Kibbuz Westerbeck (Hof Stern)

Art der Stätte
Mittleren-Hachschara (Mi-Ha), Reguläre Hachschara
Gegründet
1933
Eröffnung
01.1934
Schließung
11.1938
Betriebsfläche
23,64 Hektar
Stand Dezember 1938.
Aus dem Jahr 1931, also ein Jahr vor dem Kauf durch Rudolf und Leo Stern, liegt für den Hof die folgende Betriebsstatistik vor: 31 ha Gesamtumfang, davon 10 ha Ackerland, 14 ha Grünland (Wiesen/Weiden), 4 ha Wald, 3 ha Hofraum/Wege/Unland.
Mitte November 1938 befanden sich in den Stallungen des Hofes 10 Kühe, 4 Rinder, 3 Pferde, 2 Fohlen, 20 Schweine sowie ca. 40 Hühner.
Ausbildungsfelder
Hauswirtschaft, Holzbearbeitung, Landwirtschaft, Tierwirtschaft
Viehzucht (Rinder, Pferde, Schweine), Geflügelzucht (Hühner), Ackerbau (Getreide, Kartoffeln), Hauswirtschaft (Ernährung, Textilpflege, Garten)
Beschreibung
Am 15. November 1932 erwarben der Osnabrücker Pferdehändler Rudolf Stern und sein Bruder, der ebenfalls in Osnabrück tätige Kaufmann Leo Stern, im Zuge einer Zwangsversteigerung vor der Zivilkammer des Landgerichts Münster den Hof Elstroth in Westerkappeln. Als Eigentümerin wurde ihre Mutter Ida Stern eingetragen. So entstand auch der Name „Hof Stern“.
Laut Rückerstattungsakte 1950 haben die Brüder Stern die Hofstätte mit allen Wirtschaftsgebäuden und Flächen im Frühjahr 1933 der Reichsvertretung jüdischer Landesverbände als Ausbildungsstätte für jüdische Jungen und Mädchen zur Vorbereitung auf die Auswanderung nach Palästina überlassen. Nach einem Bericht des SD Düsseldorf vom 3. Juli 1936 hingegen war das Umschulungslager „dem preußischen Landesverband jüdischer Gemeinden angeschlossen“. Betrieben wurde es vom Jüdischen Pfadfinderbund Makkabi Hazair. Der Hachschara-Betrieb begann auf dem Hof im Januar 1934 mit der Ankunft der ersten drei Chawerim: Henry Cohen aus Altkarbe, Edgar Adamski aus Leipzig und Markus Lichter aus Chemnitz.

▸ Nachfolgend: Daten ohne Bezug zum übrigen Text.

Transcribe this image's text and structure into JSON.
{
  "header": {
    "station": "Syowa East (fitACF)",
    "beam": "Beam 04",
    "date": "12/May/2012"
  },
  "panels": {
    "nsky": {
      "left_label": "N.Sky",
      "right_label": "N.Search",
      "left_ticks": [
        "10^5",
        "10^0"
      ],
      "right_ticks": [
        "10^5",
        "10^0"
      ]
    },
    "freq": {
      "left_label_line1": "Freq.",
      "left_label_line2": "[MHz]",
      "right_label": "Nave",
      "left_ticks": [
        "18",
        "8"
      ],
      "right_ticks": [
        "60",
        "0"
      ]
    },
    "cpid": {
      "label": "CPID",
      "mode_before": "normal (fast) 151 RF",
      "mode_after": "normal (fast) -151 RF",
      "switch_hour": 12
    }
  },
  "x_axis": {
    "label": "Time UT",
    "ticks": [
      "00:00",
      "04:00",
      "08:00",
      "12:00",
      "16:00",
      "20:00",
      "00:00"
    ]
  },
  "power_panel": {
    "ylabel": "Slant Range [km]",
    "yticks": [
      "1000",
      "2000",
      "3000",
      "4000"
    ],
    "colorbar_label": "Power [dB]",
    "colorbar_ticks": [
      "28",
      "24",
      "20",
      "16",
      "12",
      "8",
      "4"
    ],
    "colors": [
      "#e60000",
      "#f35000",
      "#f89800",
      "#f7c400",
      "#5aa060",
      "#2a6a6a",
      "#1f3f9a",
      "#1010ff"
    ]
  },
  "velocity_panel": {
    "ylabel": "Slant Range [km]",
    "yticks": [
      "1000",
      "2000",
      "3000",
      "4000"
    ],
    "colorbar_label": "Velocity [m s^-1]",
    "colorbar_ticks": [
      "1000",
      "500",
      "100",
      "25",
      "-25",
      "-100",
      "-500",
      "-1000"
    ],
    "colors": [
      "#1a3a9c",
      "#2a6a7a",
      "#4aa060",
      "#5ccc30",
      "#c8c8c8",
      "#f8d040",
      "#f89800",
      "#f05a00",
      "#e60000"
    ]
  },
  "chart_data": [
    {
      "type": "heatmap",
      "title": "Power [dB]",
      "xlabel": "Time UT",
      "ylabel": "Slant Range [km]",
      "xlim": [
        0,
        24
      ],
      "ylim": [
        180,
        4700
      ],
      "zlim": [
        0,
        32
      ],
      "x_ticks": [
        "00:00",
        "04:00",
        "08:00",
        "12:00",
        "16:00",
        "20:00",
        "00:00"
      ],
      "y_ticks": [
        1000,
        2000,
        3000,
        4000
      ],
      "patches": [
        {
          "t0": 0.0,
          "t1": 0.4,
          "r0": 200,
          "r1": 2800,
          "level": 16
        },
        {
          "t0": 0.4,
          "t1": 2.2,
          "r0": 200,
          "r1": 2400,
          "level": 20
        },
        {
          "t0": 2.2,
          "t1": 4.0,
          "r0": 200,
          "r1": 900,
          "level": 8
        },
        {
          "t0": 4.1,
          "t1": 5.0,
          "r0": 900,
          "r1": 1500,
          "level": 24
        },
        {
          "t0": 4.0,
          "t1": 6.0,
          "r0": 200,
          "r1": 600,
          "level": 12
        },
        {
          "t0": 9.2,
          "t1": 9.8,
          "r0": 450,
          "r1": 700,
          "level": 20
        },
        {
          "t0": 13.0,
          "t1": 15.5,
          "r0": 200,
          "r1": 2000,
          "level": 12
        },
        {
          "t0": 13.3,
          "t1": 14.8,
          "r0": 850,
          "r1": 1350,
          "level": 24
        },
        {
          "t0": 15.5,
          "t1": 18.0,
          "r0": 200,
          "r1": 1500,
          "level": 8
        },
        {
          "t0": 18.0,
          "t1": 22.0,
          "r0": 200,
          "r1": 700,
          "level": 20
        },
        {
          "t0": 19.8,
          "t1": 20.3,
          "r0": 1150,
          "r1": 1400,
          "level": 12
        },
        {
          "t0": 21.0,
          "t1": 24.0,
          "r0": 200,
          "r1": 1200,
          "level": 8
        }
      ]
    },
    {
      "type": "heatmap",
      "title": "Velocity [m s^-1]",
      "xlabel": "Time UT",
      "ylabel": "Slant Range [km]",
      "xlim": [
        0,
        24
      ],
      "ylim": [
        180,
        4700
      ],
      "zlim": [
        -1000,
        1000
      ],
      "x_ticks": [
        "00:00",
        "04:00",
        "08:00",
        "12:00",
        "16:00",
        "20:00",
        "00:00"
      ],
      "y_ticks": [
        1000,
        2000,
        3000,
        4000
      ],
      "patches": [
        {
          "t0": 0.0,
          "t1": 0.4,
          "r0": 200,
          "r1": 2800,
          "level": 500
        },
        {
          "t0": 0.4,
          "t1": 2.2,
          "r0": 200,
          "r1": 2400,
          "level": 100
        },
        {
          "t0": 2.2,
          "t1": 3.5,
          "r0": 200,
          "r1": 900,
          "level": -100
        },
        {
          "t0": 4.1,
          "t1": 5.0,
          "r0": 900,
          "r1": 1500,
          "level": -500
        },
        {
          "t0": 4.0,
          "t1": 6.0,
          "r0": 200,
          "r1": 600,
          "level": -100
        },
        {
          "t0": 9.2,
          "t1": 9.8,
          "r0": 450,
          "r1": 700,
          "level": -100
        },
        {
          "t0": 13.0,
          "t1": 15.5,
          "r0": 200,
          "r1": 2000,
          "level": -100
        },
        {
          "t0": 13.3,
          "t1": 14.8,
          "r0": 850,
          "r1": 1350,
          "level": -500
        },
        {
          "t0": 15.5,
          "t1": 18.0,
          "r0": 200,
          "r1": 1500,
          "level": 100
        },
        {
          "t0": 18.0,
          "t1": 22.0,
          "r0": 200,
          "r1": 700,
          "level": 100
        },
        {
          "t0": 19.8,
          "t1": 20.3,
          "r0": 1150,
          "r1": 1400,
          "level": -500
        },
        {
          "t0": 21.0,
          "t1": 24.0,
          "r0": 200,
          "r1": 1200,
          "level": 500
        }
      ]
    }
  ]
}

Auf dem Hof waren als Verwalter tätig: Franz Wiegmann und seine Ehefrau Anna geb. Gode (März 1933 bis Oktober 1934), Arnold Houben und seine Ehefrau Wilhelmine geb. Röver (September 1934 bis Oktober 1935), Alois Krösche (1936-1938) sowie Siegfried Löwenstein und seine Ehefrau Dora, geb. Stern (Mai 1938 bis November 1938). Hinzu kamen zeitweilig eine Lehrkraft, ein Knecht bzw. ein Gärtner sowie eine Wirtschafterin, die für das Kochen und den Haushalt zuständig war.
Den Meldeakten der Amtsverwaltung Westerkappeln zufolge lebten zwischen Januar 1934 bis November 1938 insgesamt 97 Jugendliche und junge Erwachsene als Chawerim auf dem Hof; 31 weiblich, 66 männlich. Sie waren bei Ankunft im Durchschnitt 19 Jahre alt. Sie kamen aus Berlin (19 Personen), Essen (8), Leipzig (7), Köln (5), Düsseldorf (4) und ausländlichen Kleinstädten wie Jever, Herzlake, Burgsteinfurt oder Warburg sowie aus Dörfern wie Madfeld bei Brilon, Westerstede im Ammerland, Volzel in der Grafschaft Bentheim oder Klafeld bei Geisweid (Siegen). Sieben Personen wechselten aus anderen Hachschara-Einrichtungen nach Westerbeck: Sie kamen aus Altkarbe (4) sowie aus Ahlem, Ahrensdorf und Harksheide (jeweils eine Person).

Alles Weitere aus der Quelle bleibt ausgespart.